Proportioning: Is an easy 2:1 ratio. 

The warmer the temperature, the less working time and the faster the cure will be.

Varying the amount of hardener will not speed up or retard the cure.  The 2 to 1 ratio must always remain accurate (use a measuring cup). Mix the two components very thoroughly, it is ready to apply.  Working time for one litre at 70 degrees F. or 20 deg. C is about 20 minutes and is fully cured in 6 – 8 hours.  Take into account that the colder the temperature, the longer the working time, and the slower the cure time.

 Sealer and Adhesive:

Great for tight joints, just spread with a brush or spatula; there is no need for clamping, just enough support to hold the pieces together until set.  Due to cold-Cure’s high penetration into wood, we recommend applying some of the mixed resin to both surfaces to be glued first. This is because it soaks into the wood and does not leave enough on the surface to completely wet out the opposite surface, resulting in a resin starved joint.

Gap Filler:

When using as a gap filler (for misaligned joints, spaces, cracks and holes) or gluing a vertical surface; Cold-Cure should be thickened with a non-sagging agent like talc or cabosil.

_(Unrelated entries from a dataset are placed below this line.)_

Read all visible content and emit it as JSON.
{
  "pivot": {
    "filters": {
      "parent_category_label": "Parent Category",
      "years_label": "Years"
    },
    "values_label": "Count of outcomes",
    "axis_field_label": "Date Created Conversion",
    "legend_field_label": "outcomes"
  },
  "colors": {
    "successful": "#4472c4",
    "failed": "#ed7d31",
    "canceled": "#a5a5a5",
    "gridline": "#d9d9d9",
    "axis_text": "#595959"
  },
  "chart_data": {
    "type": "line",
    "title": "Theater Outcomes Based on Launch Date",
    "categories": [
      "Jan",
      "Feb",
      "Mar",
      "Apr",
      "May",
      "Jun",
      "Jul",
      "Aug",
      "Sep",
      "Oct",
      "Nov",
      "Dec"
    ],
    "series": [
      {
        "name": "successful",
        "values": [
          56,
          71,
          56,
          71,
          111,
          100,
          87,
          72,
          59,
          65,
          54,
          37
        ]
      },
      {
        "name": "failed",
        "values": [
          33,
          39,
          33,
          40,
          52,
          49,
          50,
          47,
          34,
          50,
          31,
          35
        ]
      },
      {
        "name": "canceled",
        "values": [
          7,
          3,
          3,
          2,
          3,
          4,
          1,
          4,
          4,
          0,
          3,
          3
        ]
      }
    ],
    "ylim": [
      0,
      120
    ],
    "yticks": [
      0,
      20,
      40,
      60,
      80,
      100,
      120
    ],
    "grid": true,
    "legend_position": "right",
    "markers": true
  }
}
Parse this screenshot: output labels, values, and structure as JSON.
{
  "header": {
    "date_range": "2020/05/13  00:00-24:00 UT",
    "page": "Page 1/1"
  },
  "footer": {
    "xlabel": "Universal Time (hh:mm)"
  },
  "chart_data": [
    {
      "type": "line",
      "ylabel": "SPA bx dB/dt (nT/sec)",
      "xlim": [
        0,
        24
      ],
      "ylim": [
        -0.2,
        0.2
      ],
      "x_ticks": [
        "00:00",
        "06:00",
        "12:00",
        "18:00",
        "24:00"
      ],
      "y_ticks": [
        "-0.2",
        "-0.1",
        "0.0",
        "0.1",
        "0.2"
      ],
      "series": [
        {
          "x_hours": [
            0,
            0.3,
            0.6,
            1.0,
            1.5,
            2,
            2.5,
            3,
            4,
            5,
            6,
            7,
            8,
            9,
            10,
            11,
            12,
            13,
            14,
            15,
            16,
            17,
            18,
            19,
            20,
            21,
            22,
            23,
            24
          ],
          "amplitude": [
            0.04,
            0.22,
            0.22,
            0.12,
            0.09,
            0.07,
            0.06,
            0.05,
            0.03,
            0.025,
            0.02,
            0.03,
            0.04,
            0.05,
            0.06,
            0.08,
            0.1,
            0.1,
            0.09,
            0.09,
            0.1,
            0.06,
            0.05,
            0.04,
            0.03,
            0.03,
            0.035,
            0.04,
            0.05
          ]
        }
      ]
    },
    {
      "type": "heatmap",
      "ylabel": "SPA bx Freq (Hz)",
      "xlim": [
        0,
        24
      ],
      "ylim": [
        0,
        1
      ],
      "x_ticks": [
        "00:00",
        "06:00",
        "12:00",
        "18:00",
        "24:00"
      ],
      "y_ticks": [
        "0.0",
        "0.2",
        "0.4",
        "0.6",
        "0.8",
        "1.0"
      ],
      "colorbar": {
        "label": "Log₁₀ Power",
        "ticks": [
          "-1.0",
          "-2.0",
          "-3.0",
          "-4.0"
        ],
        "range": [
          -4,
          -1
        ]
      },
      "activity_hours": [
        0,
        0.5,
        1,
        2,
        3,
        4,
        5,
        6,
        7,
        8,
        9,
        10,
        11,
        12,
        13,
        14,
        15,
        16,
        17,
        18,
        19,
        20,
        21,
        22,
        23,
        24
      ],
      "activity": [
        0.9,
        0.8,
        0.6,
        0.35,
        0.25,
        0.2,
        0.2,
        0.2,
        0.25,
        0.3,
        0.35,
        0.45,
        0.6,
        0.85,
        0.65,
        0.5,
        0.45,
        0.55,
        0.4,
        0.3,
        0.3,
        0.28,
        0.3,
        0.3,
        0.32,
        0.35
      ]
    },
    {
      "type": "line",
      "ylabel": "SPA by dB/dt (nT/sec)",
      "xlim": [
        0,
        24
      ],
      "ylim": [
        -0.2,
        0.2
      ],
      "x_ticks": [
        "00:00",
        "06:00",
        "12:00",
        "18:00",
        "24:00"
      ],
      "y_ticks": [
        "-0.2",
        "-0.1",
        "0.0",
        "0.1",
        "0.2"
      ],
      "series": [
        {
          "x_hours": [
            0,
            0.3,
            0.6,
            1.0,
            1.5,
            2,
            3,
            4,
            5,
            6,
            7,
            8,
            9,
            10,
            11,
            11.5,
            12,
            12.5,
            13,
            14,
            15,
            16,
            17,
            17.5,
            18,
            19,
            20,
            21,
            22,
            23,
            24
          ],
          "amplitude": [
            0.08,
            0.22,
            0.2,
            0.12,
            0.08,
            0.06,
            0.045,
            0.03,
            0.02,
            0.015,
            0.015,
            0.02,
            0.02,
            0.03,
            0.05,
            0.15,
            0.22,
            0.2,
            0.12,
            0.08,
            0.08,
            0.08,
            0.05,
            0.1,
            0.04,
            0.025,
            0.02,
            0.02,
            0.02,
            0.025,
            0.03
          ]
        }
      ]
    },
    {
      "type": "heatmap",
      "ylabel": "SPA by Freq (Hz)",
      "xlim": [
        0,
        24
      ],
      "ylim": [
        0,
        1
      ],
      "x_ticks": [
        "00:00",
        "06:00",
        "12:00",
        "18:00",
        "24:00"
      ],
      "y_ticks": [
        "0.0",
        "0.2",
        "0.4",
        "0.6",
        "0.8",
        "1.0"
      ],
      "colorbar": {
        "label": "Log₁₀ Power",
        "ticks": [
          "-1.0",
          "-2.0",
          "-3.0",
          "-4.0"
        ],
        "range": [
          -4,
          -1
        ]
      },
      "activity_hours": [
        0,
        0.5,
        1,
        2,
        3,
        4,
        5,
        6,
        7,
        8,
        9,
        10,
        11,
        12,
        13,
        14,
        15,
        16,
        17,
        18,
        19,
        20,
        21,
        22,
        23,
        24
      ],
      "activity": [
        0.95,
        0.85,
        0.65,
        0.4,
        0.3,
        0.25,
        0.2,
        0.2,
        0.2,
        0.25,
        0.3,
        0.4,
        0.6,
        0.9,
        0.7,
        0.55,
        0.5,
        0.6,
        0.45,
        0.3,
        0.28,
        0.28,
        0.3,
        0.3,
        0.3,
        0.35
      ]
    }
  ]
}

This will assist in extending the coverage. Any large filling job should have sawdust or other available filler to add for thickening so that it does not run.  Once mixed thoroughly, add your filler slowly, so it does not clump and take care that all the filler particles are moistened with the resin. Keep adding filler until it peaks like whipped cream.  Thickened Cold-Cure will be stronger that the surface being filled.

Sheathing:

Cold-Cure for sheathing is an excellent, tough, flexible and impact –resistant resin for all fiberglass cloth; for example: roving (18oz), chopped matte (1.5 oz), veil (light weight), dynel (acrylic) and kevlar (nylon). Due to the starch binder in fiberglass materials it is not recommended for corners or curves because epoxies do not contain the styrene necessary to bread down the starch binder as do polyester resins.  See tabbing for corners.